A mass campaign for peace as opposed to war is what is needed. No one should underestimate the fact that the PA and the ‘Marxist’/Sinhalese communalist Jantha Vimukthi Perumana (JVP) and the ultra-right Sinhala Urumaya (SU) party have already started talks to form a front against the present peace move. It is certain that on the very days after any deal is actually signed, the communal forces in Colombo will start their own demonstrations as they did in 1987 through to 1989. If Colombo burns, the talks will be badly damaged.

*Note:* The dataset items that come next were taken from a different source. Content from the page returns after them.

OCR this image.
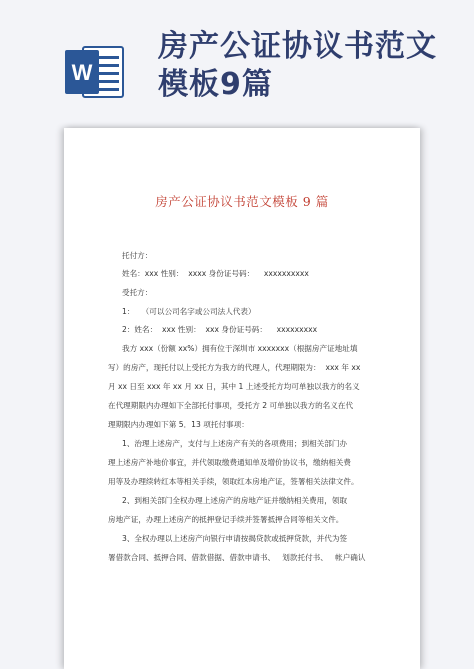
W
房产公证协议书范文模板9篇
房产公证协议书范文模板 9 篇
托付方：
姓名：xxx 性别：  xxxx 身份证号码：    xxxxxxxxxx
受托方：
1：   （可以公司名字或公司法人代表）
2：姓名：  xxx 性别：  xxx 身份证号码：    xxxxxxxxx
我方 xxx（份额 xx%）拥有位于深圳市 xxxxxxx（根据房产证地址填
写）的房产，现托付以上受托方为我方的代理人，代理期限为：  xxx 年 xx
月 xx 日至 xxx 年 xx 月 xx 日，其中 1 上述受托方均可单独以我方的名义
在代理期限内办理如下全部托付事项，受托方 2 可单独以我方的名义在代
理期限内办理如下第 5．13 项托付事项：
1、治理上述房产，支付与上述房产有关的各项费用；到相关部门办
理上述房产补地价事宜，并代领取缴费通知单及增价协议书，缴纳相关费
用等及办理续转红本等相关手续，领取红本房地产证，签署相关法律文件。
2、到相关部门全权办理上述房产的房地产证并缴纳相关费用，领取
房地产证，办理上述房产的抵押登记手续并签署抵押合同等相关文件。
3、全权办理以上述房产向银行申请按揭贷款或抵押贷款，并代为签
署借款合同、抵押合同、借款借据、借款申请书、   划款托付书、   帐户确认
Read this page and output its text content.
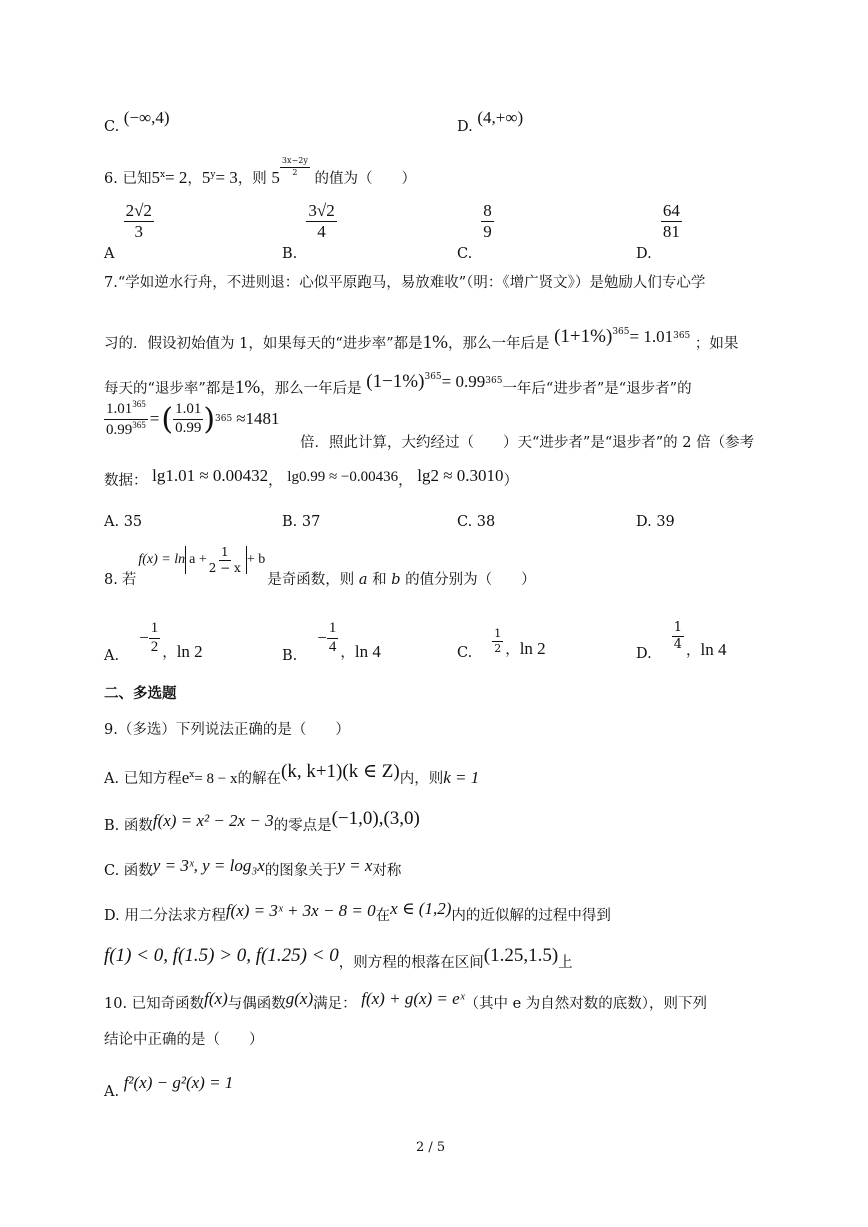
C. (−∞,4)	D. (4,+∞)
6. 已知$5^x= 2$，$5^y= 3$，则 5
$\frac{3x-2y}{2}$
的值为（　　）
A
$\frac{2√2}{3}$
B.
$\frac{3√2}{4}$
C.
$\frac{8}{9}$
D.
$\frac{64}{81}$
7.“学如逆水行舟，不进则退：心似平原跑马，易放难收”（明：《增广贤文》）是勉励人们专心学
习的．假设初始值为 1，如果每天的“进步率”都是1%，那么一年后是 $(1+1\%)^{365}= 1.01^{365}$ ；如果
每天的“退步率”都是1%，那么一年后是 $(1-1\%)^{365}= 0.99^{365}$一年后“进步者”是“退步者”的
$\frac{1.01^{365}}{0.99^{365}}$ = ( $\frac{1.01}{0.99}$ ) 365 ≈1481
倍．照此计算，大约经过（　　）天“进步者”是“退步者”的 2 倍（参考
数据： lg1.01 ≈ 0.00432， lg0.99 ≈ −0.00436， lg2 ≈ 0.3010）
A. 35	B. 37	C. 38	D. 39
8. 若
$f(x) = \ln a + \frac{1}{2 - x} + b$
是奇函数，则 a 和 b 的值分别为（　　）
A.
− $\frac{1}{2}$ ，ln 2	B.
− $\frac{1}{4}$ ，ln 4	C. $\frac{1}{2}$ ，ln 2	D.
$\frac{1}{4}$ ，ln 4
二、多选题
9.（多选）下列说法正确的是（　　）
A. 已知方程$e^x= 8 - x$的解在(k, k+1)(k ∈ Z)内，则k = 1
B. 函数f(x) = x² − 2x − 3的零点是(−1,0),(3,0)
C. 函数y = 3ˣ, y = log₃x的图象关于y = x对称
D. 用二分法求方程f(x) = 3ˣ + 3x − 8 = 0在x ∈ (1,2)内的近似解的过程中得到
f(1) < 0, f(1.5) > 0, f(1.25) < 0，则方程的根落在区间(1.25,1.5)上
10. 已知奇函数f(x)与偶函数g(x)满足： f(x) + g(x) = eˣ（其中 e 为自然对数的底数），则下列
结论中正确的是（　　）
A. f²(x) − g²(x) = 1
2 / 5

The parliamentary leaders are getting together with the other Tamil parties in Colombo and going to see Ranil every week to keep up the pressure. We of the USP are campaigning to form a joint platform to defend the rights of all Tamil-speaking people. It has been the left parties who have been defending Tamil rights. The Tamil parties in Colombo and the trade unions should get together with them in a broad platform and campaign.

All the political parties in Jaffna, including the LTTE, welcomed this idea. We said we had brought the message directly to the regional leaders and wanted them to pressurise the leaders of their parties and organisations to support what the USP had started.

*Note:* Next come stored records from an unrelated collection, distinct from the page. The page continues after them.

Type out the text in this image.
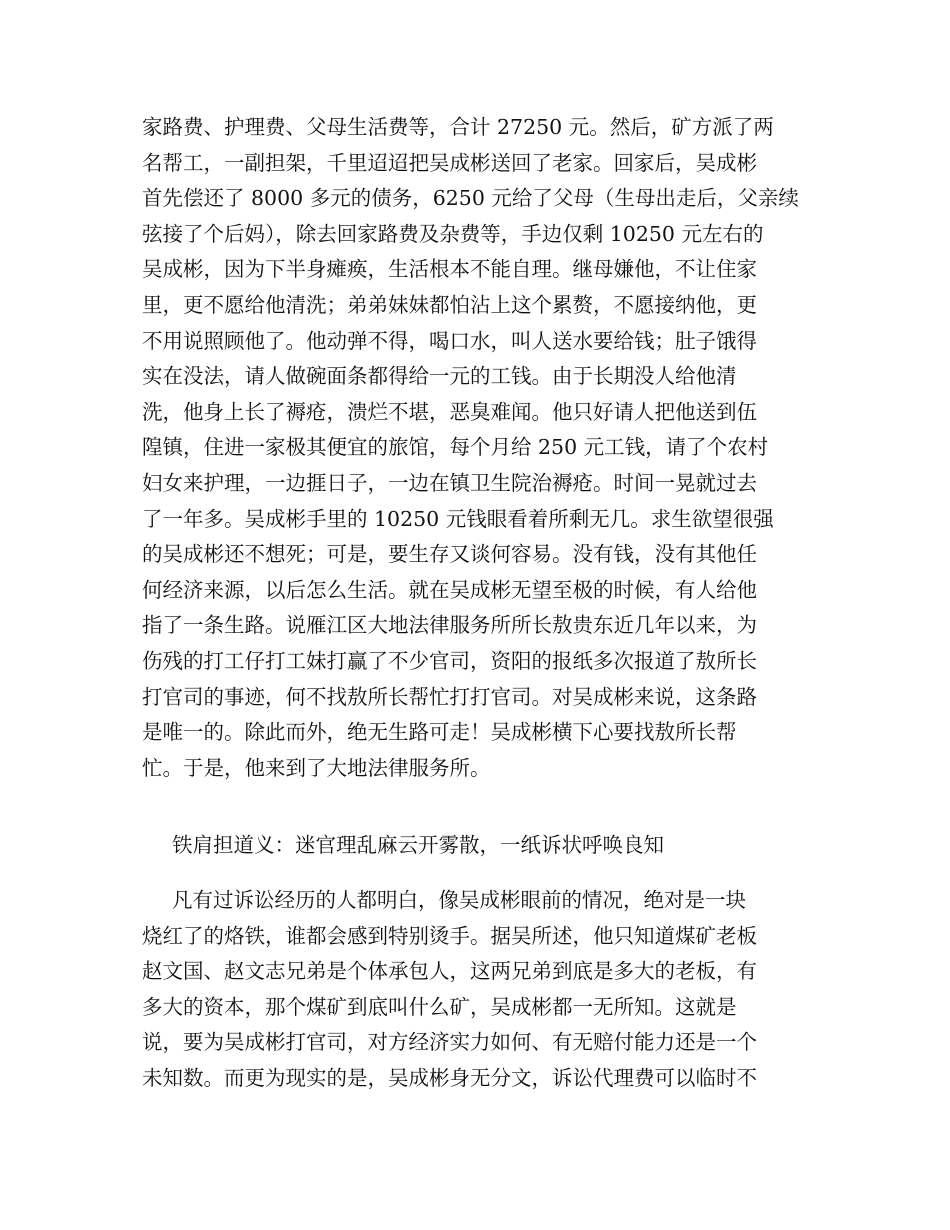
家路费、护理费、父母生活费等，合计 27250 元。然后，矿方派了两
名帮工，一副担架，千里迢迢把吴成彬送回了老家。回家后，吴成彬
首先偿还了 8000 多元的债务，6250 元给了父母（生母出走后，父亲续
弦接了个后妈），除去回家路费及杂费等，手边仅剩 10250 元左右的
吴成彬，因为下半身瘫痪，生活根本不能自理。继母嫌他，不让住家
里，更不愿给他清洗；弟弟妹妹都怕沾上这个累赘，不愿接纳他，更
不用说照顾他了。他动弹不得，喝口水，叫人送水要给钱；肚子饿得
实在没法，请人做碗面条都得给一元的工钱。由于长期没人给他清
洗，他身上长了褥疮，溃烂不堪，恶臭难闻。他只好请人把他送到伍
隍镇，住进一家极其便宜的旅馆，每个月给 250 元工钱，请了个农村
妇女来护理，一边捱日子，一边在镇卫生院治褥疮。时间一晃就过去
了一年多。吴成彬手里的 10250 元钱眼看着所剩无几。求生欲望很强
的吴成彬还不想死；可是，要生存又谈何容易。没有钱，没有其他任
何经济来源，以后怎么生活。就在吴成彬无望至极的时候，有人给他
指了一条生路。说雁江区大地法律服务所所长敖贵东近几年以来，为
伤残的打工仔打工妹打赢了不少官司，资阳的报纸多次报道了敖所长
打官司的事迹，何不找敖所长帮忙打打官司。对吴成彬来说，这条路
是唯一的。除此而外，绝无生路可走！吴成彬横下心要找敖所长帮
忙。于是，他来到了大地法律服务所。
铁肩担道义：迷官理乱麻云开雾散，一纸诉状呼唤良知
凡有过诉讼经历的人都明白，像吴成彬眼前的情况，绝对是一块
烧红了的烙铁，谁都会感到特别烫手。据吴所述，他只知道煤矿老板
赵文国、赵文志兄弟是个体承包人，这两兄弟到底是多大的老板，有
多大的资本，那个煤矿到底叫什么矿，吴成彬都一无所知。这就是
说，要为吴成彬打官司，对方经济实力如何、有无赔付能力还是一个
未知数。而更为现实的是，吴成彬身无分文，诉讼代理费可以临时不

The District Secretary of the Janaraja Health Workers’ union leader organised a meeting of the union branch in the hospital that we attended. It was the first meeting for 15 years! It was a very good meeting, with 59 members attending.

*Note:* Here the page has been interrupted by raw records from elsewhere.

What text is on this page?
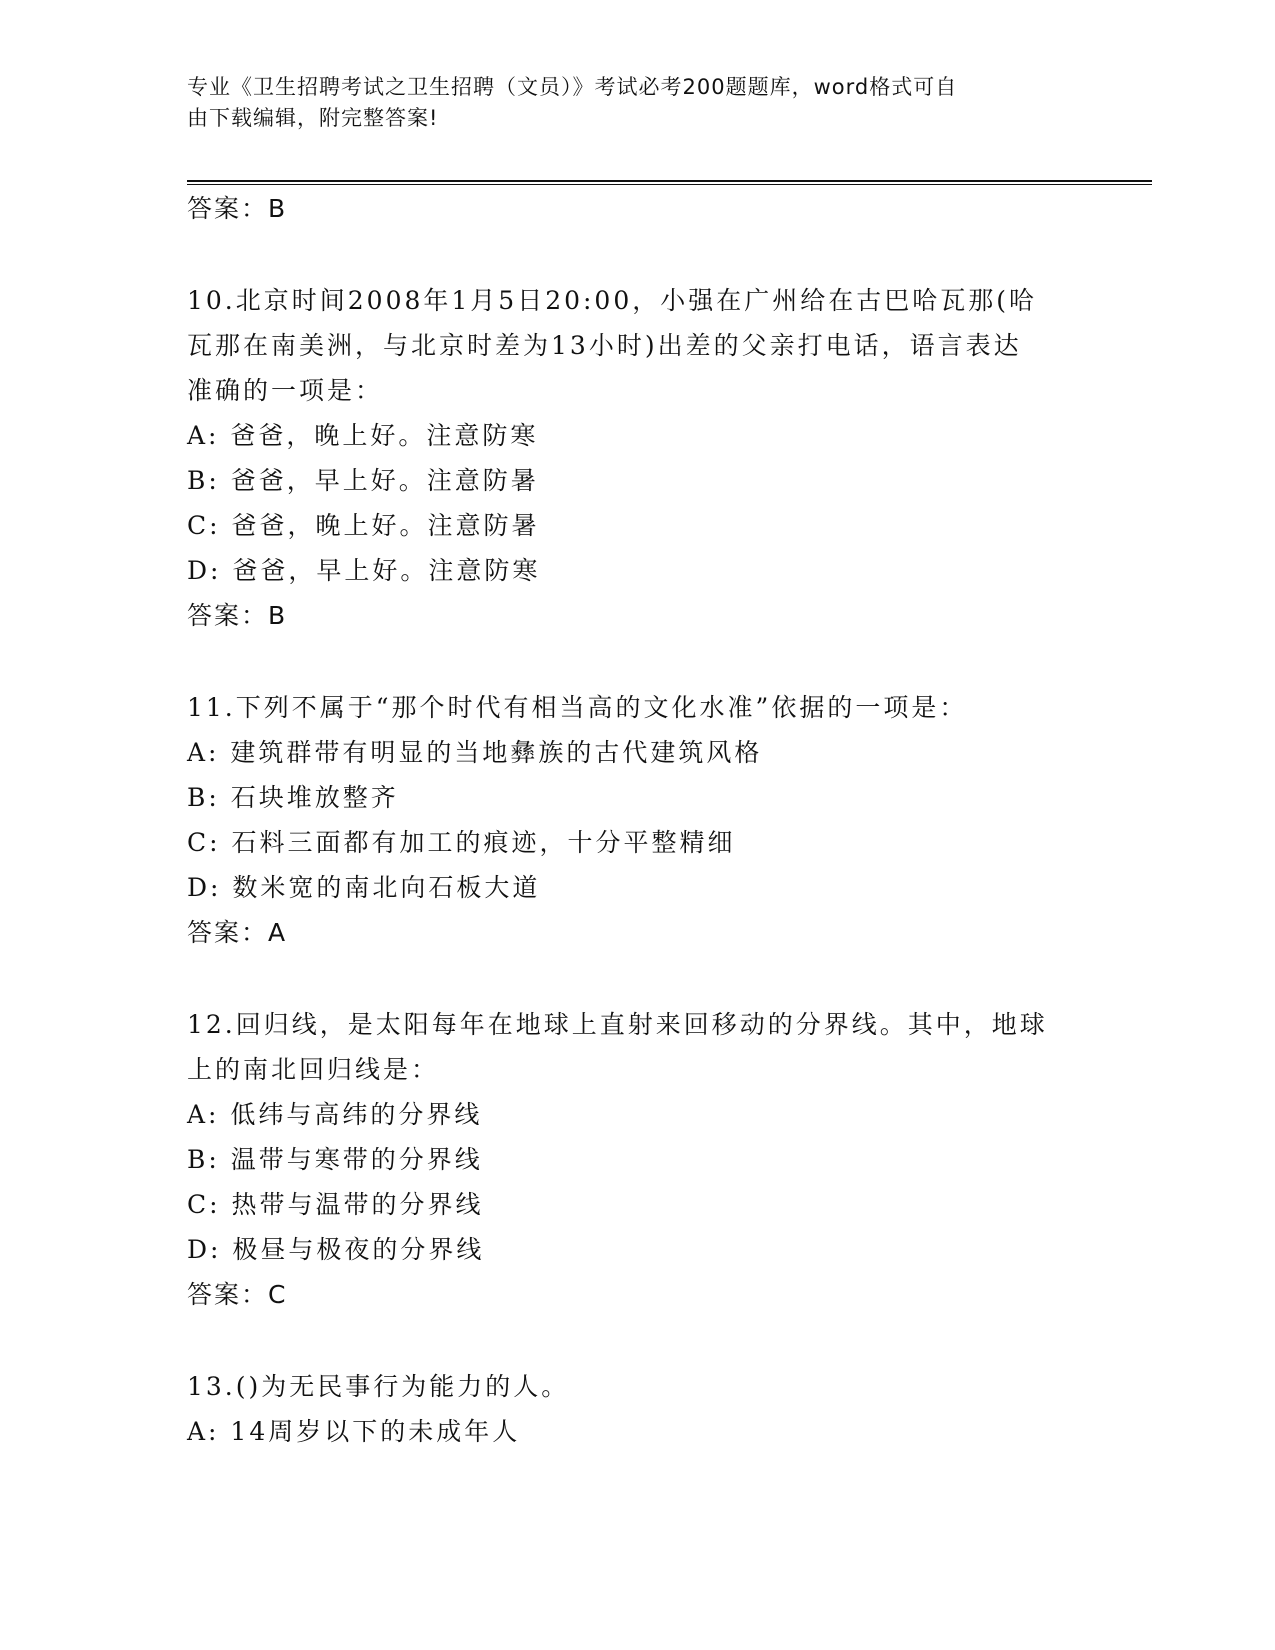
专业《卫生招聘考试之卫生招聘（文员）》考试必考200题题库，word格式可自
由下载编辑，附完整答案!
答案：B
10.北京时间2008年1月5日20:00，小强在广州给在古巴哈瓦那(哈
瓦那在南美洲，与北京时差为13小时)出差的父亲打电话，语言表达
准确的一项是：
A: 爸爸，晚上好。注意防寒
B: 爸爸，早上好。注意防暑
C: 爸爸，晚上好。注意防暑
D: 爸爸，早上好。注意防寒
答案：B
11.下列不属于“那个时代有相当高的文化水准”依据的一项是：
A: 建筑群带有明显的当地彝族的古代建筑风格
B: 石块堆放整齐
C: 石料三面都有加工的痕迹，十分平整精细
D: 数米宽的南北向石板大道
答案：A
12.回归线，是太阳每年在地球上直射来回移动的分界线。其中，地球
上的南北回归线是：
A: 低纬与高纬的分界线
B: 温带与寒带的分界线
C: 热带与温带的分界线
D: 极昼与极夜的分界线
答案：C
13.()为无民事行为能力的人。
A: 14周岁以下的未成年人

We have set up a branch of the USP now in Jaffna. It is clear that parties have hardly been functioning there but local community organisations have arisen. We discussed with people from the local fishermen’s organisations about their problems with selling their fish to the South and the problem of competition from India. They do not have permission to go to Colombo to sell their fish. We said we would ask our comrades in India to try and make representations in Chenai (Madras).

We visited the places the comrades of the party and sympathisers were living in and took part in a branch meeting. We stressed how we had always linked the national liberation struggle to the social struggle. Look at Tamil Nadhu (in southern India). How many youth there are without any job and how many millions remain in poverty?

A new Singapore?

The LTTE is not clear about any programme for the future to deal with economic and social issues. They dream that after the peace is announced, their area will become another Malaysia or Singapore. Balasingham, the LTTE leader who was based in London, has said that his organisation does not object to the ‘open market’. He has recently been to Norway for talks about talks (now scheduled for mid-September in Thailand) and also to Jaffna, where he will probably now stay. (The LTTE is now no longer banned).

The local LTTE representatives in Jaffna asked us what our programme was. We said, ‘We are fighting for socialism and for Tamil independence.’ We explained we had always defended the right to self-determination and to a homeland.

The LTTE representatives said they do not think it is not worth having hopes in the old ‘left’ movement in the South – the LSSP or the CP. They said they did not know much about the ‘new’ left but have seen some of them joining with the communal JVP at the time of the presidential elections and the local elections and are quite bitter about it. They said they would support the right of USP unions to operate.

The USP comrades in Jaffna organised a press conference for us at the end of our visit and the main newspaper – Uthayan – had a picture of us and used some of our quotes on their front page. Another paper – Thinnakkarn – gave over one quarter of their paper to us.

One of the most remarkable things we experienced during our visit was that everyone we met said they highly appreciated us publishing our paper in both Sinhala and Tamil over the last ten years. The USP continues the fight for socialism, linking arms with the workers and poor people of the North, East and South of the whole island.